Seriously. 4 months is supposed to be super honey-moon time in any new relationship, even when I dated the dude I was good friend with (although I've known him for a long time). If you're fighting because of your insecurity, maybe just maybe, your gut feeling is telling you something, if not, maybe you're just paranoid. Either way, it may also be that you guys are just not compatible as lovers, only as friends.
1There's no way you love someone after 4 months. You're into him more than he's into you. It's time to go. If he wants you back, he'll try harder the second time around.
2You're dating your good friend's ex boyfriend... and he cheated on her and partied alot... and now you're fighting all the time because you're afraid he loved her more then he loves you... that about right?
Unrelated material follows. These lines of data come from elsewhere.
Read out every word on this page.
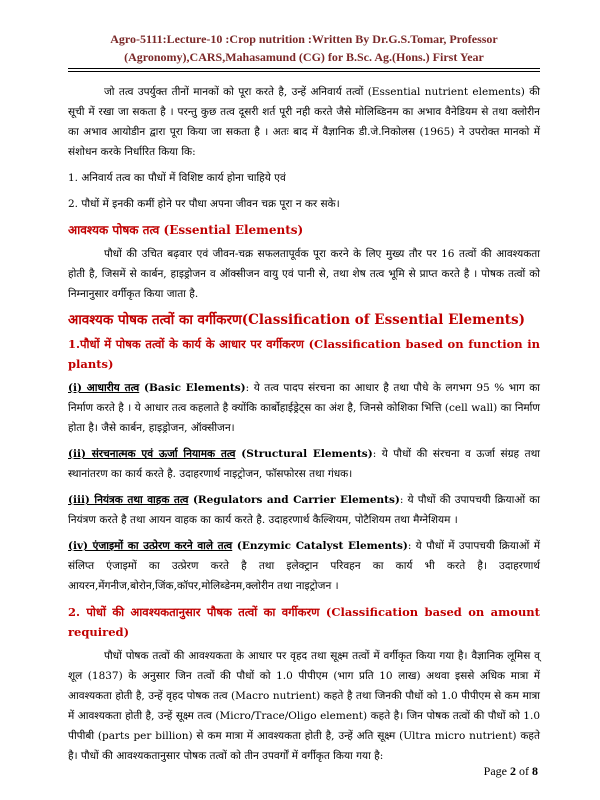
Agro-5111:Lecture-10 :Crop nutrition :Written By Dr.G.S.Tomar, Professor
(Agronomy),CARS,Mahasamund (CG) for B.Sc. Ag.(Hons.) First Year

जो तत्व उपर्युक्त तीनों मानकों को पूरा करते है, उन्हें अनिवार्य तत्वों (Essential nutrient elements) की सूची में रखा जा सकता है । परन्तु कुछ तत्व दूसरी शर्त पूरी नही करते जैसे मोलिब्डिनम का अभाव वैनेडियम से तथा क्लोरीन का अभाव आयोडीन द्वारा पूरा किया जा सकता है । अतः बाद में वैज्ञानिक डी.जे.निकोलस (1965) ने उपरोक्त मानको में संशोधन करके निर्धारित किया कि:

1. अनिवार्य तत्व का पौधों में विशिष्ट कार्य होना चाहिये एवं

2. पौधों में इनकी कमीं होने पर पौधा अपना जीवन चक्र पूरा न कर सके।

आवश्यक पोषक तत्व (Essential Elements)

पौधों की उचित बढ़वार एवं जीवन-चक्र सफलतापूर्वक पूरा करने के लिए मुख्य तौर पर 16 तत्वों की आवश्यकता होती है, जिसमें से कार्बन, हाइड्रोजन व ऑक्सीजन वायु एवं पानी से, तथा शेष तत्व भूमि से प्राप्त करते है । पोषक तत्वों को निम्नानुसार वर्गीकृत किया जाता है.

आवश्यक पोषक तत्वों का वर्गीकरण(Classification of Essential Elements)
1.पौधों में पोषक तत्वों के कार्य के आधार पर वर्गीकरण (Classification based on function in plants)

(i) आधारीय तत्व (Basic Elements): ये तत्व पादप संरचना का आधार है तथा पौधे के लगभग 95 % भाग का निर्माण करते है । ये आधार तत्व कहलाते है क्योंकि कार्बोहाईड्रेट्स का अंश है, जिनसे कोशिका भित्ति (cell wall) का निर्माण होता है। जैसे कार्बन, हाइड्रोजन, ऑक्सीजन।

(ii) संरचनात्मक एवं ऊर्जा नियामक तत्व (Structural Elements): ये पौधों की संरचना व ऊर्जा संग्रह तथा स्थानांतरण का कार्य करते है. उदाहरणार्थ नाइट्रोजन, फॉसफोरस तथा गंधक।

(iii) नियंत्रक तथा वाहक तत्व (Regulators and Carrier Elements): ये पौधों की उपापचयी क्रियाओं का नियंत्रण करते है तथा आयन वाहक का कार्य करते है. उदाहरणार्थ कैल्शियम, पोटैशियम तथा मैग्नेशियम ।

(iv) एंजाइमों का उत्प्रेरण करने वाले तत्व (Enzymic Catalyst Elements): ये पौधों में उपापचयी क्रियाओं में संलिप्त एंजाइमों का उत्प्रेरण करते है तथा इलेक्ट्रान परिवहन का कार्य भी करते है। उदाहरणार्थ आयरन,मेंगनीज,बोरोन,जिंक,कॉपर,मोलिब्डेनम,क्लोरीन तथा नाइट्रोजन ।

2. पोधों की आवश्यकतानुसार पौषक तत्वों का वर्गीकरण (Classification based on amount required)

पौधों पोषक तत्वों की आवश्यकता के आधार पर वृहद तथा सूक्ष्म तत्वों में वर्गीकृत किया गया है। वैज्ञानिक लूमिस व् शूल (1837) के अनुसार जिन तत्वों की पौधों को 1.0 पीपीएम (भाग प्रति 10 लाख) अथवा इससे अधिक मात्रा में आवश्यकता होती है, उन्हें वृहद पोषक तत्व (Macro nutrient) कहते है तथा जिनकी पौधों को 1.0 पीपीएम से कम मात्रा में आवश्यकता होती है, उन्हें सूक्ष्म तत्व (Micro/Trace/Oligo element) कहते है। जिन पोषक तत्वों की पौधों को 1.0 पीपीबी (parts per billion) से कम मात्रा में आवश्यकता होती है, उन्हें अति सूक्ष्म (Ultra micro nutrient) कहते है। पौधों की आवश्यकतानुसार पोषक तत्वों को तीन उपवर्गों में वर्गीकृत किया गया है:

Page 2 of 8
Dump him and find someone who isnt a complete tool.
3I second Fallen
4I agree with everybody else. You did answer your own question, "you know he loves you, but not the way you want." People don't change, he won't start loving you the way you want. Quit thinking he will change or get better. Leave him and find someone who is what you want.
5Yikes! You have only been together four months and you fight all the time! Not a good sign, early in your relationship you should still be in your 'honeymoon' phase and happy like 90% of the time (as hope2be said). If you really think that he really loved his ex more than you and yet he cheated on her all the time, what makes you think he will treat you any better????
6Again, WHY are you dating this guy? It seems like a miserable relationship. And his ex was a friend of yours, you "still like to think she is". Good luck with that.
I am going out on a limb here and guessing you are seeing him partly to get over on your "friend". It is probably more about that dynamic than really wanting to be with him. You say he cheated on her, pray, did he do that with you?
I would leave this relationship and really ask yourself why you started it to begin with.